Sorry about the foot Nancy. I know since starting this later in life, I sometimes struggle with aches and pains. Plantar Faciatis has given me a run for my money. I think I have learned to manage that. Now on to other joints. ;-)
That is interesting, when I was with CARDA in the early 90's we used source and started the dogs off early on it.. Now we didn't train SPECIFICALLY for it, like a cadaver dog does (i.e specialty), but we did work with source... But it was SoCal, lol, so they did what they wanted
Interesting......that is a hard scenario to develop proficiency...how can you say you are proficient at it without enough repetitions? There is some amount of duration for the live scent to persist but what I have seen on searches is the live find dogs getting close and then a clear change of behavior but not necessarily moving all the way in (though sometimes they have) - we always take cadaver dogs on live find searches because a not live find is always a possibility. How do they train for that?
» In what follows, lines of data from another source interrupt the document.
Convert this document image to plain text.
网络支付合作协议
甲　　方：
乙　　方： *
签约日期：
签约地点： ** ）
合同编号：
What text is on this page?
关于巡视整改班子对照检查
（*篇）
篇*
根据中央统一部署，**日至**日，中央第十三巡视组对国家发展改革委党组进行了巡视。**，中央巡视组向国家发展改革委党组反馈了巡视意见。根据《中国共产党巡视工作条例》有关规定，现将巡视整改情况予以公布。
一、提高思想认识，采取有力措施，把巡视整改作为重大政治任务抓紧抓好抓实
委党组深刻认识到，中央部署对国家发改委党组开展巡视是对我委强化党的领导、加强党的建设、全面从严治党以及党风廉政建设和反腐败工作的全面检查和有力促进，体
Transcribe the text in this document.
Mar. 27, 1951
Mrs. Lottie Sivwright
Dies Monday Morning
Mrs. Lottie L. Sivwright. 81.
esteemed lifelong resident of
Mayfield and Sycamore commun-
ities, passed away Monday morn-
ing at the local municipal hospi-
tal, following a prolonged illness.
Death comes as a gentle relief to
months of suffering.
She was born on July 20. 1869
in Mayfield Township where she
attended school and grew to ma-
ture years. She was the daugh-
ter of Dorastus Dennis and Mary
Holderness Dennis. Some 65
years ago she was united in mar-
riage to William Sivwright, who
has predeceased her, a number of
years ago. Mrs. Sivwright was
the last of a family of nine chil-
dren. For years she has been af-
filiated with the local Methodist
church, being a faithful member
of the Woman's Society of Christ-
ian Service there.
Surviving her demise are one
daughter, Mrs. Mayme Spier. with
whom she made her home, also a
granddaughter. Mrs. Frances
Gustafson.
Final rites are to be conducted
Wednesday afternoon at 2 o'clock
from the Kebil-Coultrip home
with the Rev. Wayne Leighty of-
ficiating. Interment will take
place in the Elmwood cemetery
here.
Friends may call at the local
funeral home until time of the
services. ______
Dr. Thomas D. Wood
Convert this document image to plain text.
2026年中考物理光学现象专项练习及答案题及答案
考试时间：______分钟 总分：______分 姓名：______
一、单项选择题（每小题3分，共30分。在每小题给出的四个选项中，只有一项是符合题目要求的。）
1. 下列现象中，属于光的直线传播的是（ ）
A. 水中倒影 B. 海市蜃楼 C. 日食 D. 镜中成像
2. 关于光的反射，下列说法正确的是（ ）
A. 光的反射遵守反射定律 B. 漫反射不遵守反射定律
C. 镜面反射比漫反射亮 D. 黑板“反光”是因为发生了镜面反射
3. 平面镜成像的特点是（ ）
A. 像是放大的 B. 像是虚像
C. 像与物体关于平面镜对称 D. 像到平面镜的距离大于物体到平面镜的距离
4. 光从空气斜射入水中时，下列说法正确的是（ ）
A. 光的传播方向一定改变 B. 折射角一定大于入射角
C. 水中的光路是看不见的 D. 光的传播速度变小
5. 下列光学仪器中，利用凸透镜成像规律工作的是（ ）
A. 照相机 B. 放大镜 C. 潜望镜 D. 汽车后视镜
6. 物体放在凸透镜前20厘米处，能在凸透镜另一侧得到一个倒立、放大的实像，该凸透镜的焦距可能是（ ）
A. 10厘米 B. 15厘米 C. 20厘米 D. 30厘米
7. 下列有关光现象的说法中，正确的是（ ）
I think that the last comment is directed at me? We actually train on cadaver source all the time so there is a lot of repetition that way. We have large old sources (conglomerations) that we work on and the HRD folks (being much more particular) have small sources. Not every area team works the HRD sources as they tend to hide them close together. I have trained on them just.... because I figure if Tygo can find small, he can find big. We have to do repetitions (at least on the large sources) to pass that test I was talking about. I plan to work the HRD sources now to reinforce a jump alert at close range. Just to build that skill rather than become an HRD team. So our area dogs are not called "live find" dogs. I have not heard that term anyway. HRD teams are not always called out on recent missing. They are called if there is an suspicion of a crime, any potential for buried and if some time has passed and it is assumed to be a deceased subject. Area teams here can be called as well when the subject is presumed deceased.
Yes, I understand. I would like to understand the real world reliability of finds made using those protocols-just curious. If you expect your dog to find big I would train on big as often as possible because it IS different and it is different than a box full of assorted stuff.
At a recent search I was actually talking with a drug dog handler about the issues they face with training on small sources and how a dog can walk right past an 18 wheeler full of dope because they don't have enough info to process that large a source. We have the added complexity of constantly changing sources as well.
For the dog trained only in live find there is certainly some transition odor from live to dead odor and dogs who have never been trained on cadaver still have readable behaviors near it. Just different paradigms. We just always bring the HRD dogs so if a dog shows some off behaviour changes we run the HRD dogs.